In order to create the read-replica, one additional database instance resource must be provisioned, using the replicate_source_db meta-argument pointing to the primary database (in this scenario, the read-replica uses the ARN instead of the regular primary database identifier as value for the meta-argument, considering that this database can replicate cross-region). There is no need to provision username and password.

#main.tf
resource "aws_db_instance" "ourDBInstRR" {
  replicate_source_db = aws_db_instance.ourDBInst.arn
  identifier = var.ourDBInstRRIdentifier
  instance_class = var.ourDBInstClass
  password = ""
  db_subnet_group_name = aws_db_subnet_group.ourDBSubGroup.name
  vpc_security_group_ids = [aws_security_group.ourDBSecG.id]
  parameter_group_name = aws_db_parameter_group.ourDBParamGroup.name
  publicly_accessible = true
  skip_final_snapshot = true
  multi_az = false
}

6. Running the database

In order to run it properly, recognizing the .tfvars files, the following command must be executed:

terraform apply -var-file="secret.tfvars"

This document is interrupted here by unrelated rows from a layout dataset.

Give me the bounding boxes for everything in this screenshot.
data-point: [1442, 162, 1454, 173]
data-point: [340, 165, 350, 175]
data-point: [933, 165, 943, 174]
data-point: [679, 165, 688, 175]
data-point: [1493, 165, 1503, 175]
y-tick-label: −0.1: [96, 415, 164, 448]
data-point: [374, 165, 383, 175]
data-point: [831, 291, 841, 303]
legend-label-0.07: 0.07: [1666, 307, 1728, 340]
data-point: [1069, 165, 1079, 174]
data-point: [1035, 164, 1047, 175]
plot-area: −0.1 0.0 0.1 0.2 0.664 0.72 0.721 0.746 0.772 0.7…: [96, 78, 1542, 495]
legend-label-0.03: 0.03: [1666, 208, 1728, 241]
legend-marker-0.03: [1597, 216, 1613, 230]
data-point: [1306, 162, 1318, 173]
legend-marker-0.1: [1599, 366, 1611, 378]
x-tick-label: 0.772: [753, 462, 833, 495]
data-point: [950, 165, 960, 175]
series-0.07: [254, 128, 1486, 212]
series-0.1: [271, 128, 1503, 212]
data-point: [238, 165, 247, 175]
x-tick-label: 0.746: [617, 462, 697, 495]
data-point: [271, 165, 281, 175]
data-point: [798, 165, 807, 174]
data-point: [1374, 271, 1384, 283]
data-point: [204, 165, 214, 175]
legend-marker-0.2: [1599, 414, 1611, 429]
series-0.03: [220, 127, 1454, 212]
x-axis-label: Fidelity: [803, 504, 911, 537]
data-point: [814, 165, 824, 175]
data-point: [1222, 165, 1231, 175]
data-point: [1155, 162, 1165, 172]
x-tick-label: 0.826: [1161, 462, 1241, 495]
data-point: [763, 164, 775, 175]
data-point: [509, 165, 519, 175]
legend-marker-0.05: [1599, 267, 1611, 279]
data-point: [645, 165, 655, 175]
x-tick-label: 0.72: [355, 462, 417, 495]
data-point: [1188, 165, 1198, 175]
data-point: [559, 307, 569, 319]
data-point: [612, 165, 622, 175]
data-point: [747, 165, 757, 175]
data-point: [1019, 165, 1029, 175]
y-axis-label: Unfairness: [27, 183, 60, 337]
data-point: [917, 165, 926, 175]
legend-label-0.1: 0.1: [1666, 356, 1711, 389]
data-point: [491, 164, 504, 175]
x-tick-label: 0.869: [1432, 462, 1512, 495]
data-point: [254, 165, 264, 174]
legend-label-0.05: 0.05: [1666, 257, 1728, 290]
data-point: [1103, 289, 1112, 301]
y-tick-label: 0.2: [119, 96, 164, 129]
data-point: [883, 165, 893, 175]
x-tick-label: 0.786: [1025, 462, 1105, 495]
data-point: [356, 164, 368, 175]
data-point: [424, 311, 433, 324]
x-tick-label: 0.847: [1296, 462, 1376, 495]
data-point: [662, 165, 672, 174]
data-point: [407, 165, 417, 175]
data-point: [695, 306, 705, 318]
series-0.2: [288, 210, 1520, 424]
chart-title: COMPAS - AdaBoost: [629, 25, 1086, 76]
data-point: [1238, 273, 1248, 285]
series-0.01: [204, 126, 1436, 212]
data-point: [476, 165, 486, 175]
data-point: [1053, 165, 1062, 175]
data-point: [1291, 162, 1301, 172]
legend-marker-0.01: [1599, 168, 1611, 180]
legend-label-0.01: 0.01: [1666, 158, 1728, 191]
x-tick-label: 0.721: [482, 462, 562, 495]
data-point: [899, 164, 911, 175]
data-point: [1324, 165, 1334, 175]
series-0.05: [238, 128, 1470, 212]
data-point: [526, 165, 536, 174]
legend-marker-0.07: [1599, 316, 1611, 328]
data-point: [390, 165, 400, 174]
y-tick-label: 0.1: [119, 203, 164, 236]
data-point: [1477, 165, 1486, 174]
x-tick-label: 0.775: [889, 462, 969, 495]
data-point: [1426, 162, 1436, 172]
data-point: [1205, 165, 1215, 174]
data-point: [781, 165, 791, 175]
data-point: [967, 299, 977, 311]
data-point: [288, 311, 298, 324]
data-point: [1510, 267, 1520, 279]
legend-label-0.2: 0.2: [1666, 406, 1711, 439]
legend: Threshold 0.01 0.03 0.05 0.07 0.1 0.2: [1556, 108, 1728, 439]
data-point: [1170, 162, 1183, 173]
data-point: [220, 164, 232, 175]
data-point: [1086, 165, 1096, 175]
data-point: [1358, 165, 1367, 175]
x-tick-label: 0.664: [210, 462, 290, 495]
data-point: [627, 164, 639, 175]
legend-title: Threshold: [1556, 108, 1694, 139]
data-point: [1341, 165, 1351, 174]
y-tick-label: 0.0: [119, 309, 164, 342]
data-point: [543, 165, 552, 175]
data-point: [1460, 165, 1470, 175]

After some minutes, the whole infrastructure will be provisioned, with multi-AZ and read-replica set. Also, it will output some information that will be necessary for connecting with DBeaver:

Apply complete! Resources: 19 added, 0 changed, 0 destroyed.

Outputs:

outHostname = "our-db-instance.cd2oo0fn30wh.us-west-2.rds.amazonaws.com"
outPort = 5432
outUsername = <sensitive>

To use DBeaver for connection, download it on your environment and, upon starting, configure it properly: select PostgreSQL and enter your environment's endpoint and port (both outputs after terraform apply), username and password on the "Connect to a database" menu:

image

Once everything is done, you will be able to visualise the database content and manipulate it using the tool.

image

7. Completion

This was one of the hardest challenges for me - if it wasn't for Terraform, I would probably take much more time to complete it. Fortunately, provisioning everything using infrastructure-as-code helped me learning more on databases, network and security. There was some times when I almost gave up on completing this, but I guess it worth insisting.

image

Vielen danke, @MauriceBrg. Apart from being a great mentor and teacher, you helped a lot with great documentation and tips.

A big shout out to @pdoerning for the tips with .gitignore and to @tigpt for the secret.tfvars suggestion. Teamwork makes dreamwork!